As I plunge into the chilly darkness, cold water fills my ears, nose, and throat. I spin around in the muted rush, not sure whether I’m up or down, but not thinking of my orientation. I am failing helplessly into oblivion as my thoughts blur and instinct takes over. Immense swirling pressure has me completely overtaken. I force my lungs to hold in air, searching my hazy, waterlogged view for the light of surface that I must struggle to for sanctuary.

I break through the water’s surface, drawing in strangling breaths of fresh air that have never been so appreciated. And a huge grin comes across my face.

After the couple years during which I failed to make the effort to surf, I was ecstatic to get back out in the water. In my high school years, surfing became more than a hobby; it became a mild obsession with which I happily devoted time, money, and effort to.

The challenge of the sport is exhilarating. To stand on a board and ride down a plunging wave is not an easy task. And after a lot, I mean a lot, of practice, catching on and gaining any ability in surfing is truly intoxicating. Riding a wave, feeling in physical control and connected to the water, to your board, to the power underneath you, is unique and addictive. It’s easy to fall in love with the feeling.

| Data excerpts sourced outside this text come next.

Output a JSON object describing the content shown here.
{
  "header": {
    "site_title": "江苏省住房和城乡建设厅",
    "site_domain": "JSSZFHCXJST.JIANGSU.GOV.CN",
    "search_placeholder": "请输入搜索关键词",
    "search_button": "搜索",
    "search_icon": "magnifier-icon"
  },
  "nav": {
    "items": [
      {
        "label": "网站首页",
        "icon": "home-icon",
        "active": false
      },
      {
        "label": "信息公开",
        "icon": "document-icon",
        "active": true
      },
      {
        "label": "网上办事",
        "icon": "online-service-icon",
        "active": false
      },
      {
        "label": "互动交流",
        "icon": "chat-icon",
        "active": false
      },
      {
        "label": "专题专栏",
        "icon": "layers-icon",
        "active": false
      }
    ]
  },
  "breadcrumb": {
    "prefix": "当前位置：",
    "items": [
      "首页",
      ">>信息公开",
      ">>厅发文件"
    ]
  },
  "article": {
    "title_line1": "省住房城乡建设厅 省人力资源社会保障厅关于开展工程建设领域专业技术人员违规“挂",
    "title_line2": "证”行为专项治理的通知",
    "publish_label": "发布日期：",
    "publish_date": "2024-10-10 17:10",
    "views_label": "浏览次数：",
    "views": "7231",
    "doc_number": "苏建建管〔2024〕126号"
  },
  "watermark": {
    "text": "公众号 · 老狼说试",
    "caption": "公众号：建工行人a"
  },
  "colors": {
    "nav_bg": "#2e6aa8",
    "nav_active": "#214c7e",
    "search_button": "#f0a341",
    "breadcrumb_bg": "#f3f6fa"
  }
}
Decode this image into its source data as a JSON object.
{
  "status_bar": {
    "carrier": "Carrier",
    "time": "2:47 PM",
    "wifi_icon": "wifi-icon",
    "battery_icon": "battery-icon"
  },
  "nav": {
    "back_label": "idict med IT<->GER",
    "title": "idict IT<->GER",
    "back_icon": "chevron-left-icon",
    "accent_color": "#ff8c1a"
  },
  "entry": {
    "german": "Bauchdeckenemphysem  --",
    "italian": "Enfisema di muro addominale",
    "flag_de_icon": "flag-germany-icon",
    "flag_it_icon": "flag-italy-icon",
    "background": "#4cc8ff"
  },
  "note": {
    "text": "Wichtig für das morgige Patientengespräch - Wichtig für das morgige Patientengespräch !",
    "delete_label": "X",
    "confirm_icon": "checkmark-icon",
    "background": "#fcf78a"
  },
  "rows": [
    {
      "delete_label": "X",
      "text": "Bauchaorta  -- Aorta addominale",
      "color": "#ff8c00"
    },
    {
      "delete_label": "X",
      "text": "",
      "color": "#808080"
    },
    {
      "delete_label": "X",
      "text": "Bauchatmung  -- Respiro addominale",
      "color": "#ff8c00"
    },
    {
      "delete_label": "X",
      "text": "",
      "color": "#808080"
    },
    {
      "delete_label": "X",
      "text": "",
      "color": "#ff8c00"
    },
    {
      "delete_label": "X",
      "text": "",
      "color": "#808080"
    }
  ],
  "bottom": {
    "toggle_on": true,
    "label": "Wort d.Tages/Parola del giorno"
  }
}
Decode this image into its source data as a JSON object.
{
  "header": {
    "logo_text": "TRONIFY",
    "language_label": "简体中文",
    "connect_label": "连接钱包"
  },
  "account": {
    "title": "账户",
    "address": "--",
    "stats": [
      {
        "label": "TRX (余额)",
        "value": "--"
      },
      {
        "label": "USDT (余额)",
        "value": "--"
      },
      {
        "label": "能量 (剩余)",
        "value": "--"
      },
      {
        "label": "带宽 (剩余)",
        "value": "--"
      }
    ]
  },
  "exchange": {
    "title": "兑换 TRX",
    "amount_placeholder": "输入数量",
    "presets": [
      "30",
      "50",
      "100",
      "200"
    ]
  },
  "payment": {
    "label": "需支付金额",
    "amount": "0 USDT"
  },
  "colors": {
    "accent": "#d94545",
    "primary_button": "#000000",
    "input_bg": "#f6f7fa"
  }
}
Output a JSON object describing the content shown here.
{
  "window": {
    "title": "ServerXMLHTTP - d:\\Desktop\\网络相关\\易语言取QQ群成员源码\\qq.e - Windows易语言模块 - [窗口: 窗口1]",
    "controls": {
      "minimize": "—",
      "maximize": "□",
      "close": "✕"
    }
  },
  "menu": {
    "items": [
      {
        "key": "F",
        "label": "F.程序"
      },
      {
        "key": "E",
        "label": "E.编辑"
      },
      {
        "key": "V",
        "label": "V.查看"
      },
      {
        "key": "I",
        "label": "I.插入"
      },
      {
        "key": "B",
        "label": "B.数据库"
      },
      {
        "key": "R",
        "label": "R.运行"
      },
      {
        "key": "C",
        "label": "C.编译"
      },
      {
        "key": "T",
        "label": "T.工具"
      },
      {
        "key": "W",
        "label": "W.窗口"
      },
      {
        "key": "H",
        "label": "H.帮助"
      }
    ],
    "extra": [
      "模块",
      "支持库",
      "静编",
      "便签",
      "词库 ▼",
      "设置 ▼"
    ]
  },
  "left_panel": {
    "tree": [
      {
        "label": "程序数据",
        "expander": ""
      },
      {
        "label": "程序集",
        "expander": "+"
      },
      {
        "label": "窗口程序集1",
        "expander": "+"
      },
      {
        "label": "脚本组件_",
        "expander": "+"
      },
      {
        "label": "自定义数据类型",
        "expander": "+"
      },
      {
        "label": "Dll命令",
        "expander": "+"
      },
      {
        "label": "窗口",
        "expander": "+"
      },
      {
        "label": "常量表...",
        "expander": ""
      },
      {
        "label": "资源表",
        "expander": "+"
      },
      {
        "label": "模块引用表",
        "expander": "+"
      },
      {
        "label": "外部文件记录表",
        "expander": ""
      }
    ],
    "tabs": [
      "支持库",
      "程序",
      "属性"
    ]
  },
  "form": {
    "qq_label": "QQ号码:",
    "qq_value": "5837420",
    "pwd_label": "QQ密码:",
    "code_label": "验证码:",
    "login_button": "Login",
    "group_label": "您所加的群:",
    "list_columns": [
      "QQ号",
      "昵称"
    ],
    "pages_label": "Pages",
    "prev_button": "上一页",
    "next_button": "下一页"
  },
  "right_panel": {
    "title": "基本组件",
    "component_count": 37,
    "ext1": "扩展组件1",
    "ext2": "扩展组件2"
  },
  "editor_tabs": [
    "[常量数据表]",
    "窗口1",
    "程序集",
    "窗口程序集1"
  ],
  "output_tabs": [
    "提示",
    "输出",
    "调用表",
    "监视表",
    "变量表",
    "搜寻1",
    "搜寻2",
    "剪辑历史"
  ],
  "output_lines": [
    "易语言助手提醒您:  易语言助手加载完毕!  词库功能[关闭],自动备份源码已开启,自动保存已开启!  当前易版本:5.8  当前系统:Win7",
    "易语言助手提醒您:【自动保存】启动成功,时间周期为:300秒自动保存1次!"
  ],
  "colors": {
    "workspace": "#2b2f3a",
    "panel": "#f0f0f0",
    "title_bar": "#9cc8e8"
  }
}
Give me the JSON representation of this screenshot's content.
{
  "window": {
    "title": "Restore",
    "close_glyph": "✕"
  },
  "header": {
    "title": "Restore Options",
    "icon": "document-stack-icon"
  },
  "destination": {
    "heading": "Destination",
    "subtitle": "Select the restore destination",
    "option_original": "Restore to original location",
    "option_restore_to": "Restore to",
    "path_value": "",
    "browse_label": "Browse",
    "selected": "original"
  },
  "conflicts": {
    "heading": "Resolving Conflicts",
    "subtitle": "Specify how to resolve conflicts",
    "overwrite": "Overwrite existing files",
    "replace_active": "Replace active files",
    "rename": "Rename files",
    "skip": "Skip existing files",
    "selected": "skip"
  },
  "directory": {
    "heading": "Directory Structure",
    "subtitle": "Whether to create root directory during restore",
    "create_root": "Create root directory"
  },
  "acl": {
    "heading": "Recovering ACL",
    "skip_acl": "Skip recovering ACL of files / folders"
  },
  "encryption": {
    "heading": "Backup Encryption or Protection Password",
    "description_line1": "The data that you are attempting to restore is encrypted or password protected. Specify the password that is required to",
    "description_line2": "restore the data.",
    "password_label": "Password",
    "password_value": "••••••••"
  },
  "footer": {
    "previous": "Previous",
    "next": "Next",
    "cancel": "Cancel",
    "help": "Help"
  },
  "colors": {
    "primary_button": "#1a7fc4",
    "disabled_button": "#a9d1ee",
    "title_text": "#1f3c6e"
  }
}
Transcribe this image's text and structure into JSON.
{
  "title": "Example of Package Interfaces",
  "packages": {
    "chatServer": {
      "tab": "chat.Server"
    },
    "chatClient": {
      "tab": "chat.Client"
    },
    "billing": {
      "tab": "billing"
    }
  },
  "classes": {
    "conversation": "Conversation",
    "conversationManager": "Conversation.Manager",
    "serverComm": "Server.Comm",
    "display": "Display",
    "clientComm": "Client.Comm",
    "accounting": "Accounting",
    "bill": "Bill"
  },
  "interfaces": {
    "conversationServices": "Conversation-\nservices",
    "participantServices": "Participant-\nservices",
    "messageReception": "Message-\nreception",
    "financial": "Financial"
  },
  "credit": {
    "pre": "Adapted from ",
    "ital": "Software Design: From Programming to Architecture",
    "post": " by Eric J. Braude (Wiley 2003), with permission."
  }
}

The power of the ocean can be frightening, especially when encountered by an unmanageable wave. But I wasn’t surprised to find myself grinning after a huge wipe out. Out of breath, disheveled and exhausted, I couldn’t help but feel content. Sitting on a board in the rolling ocean is meditative. For those few hours in the water, stress fades away, menial tasks of every day life get put on the back burner, built up anxiety is lessened. What becomes important is finding that right wave, succeeding in catching it.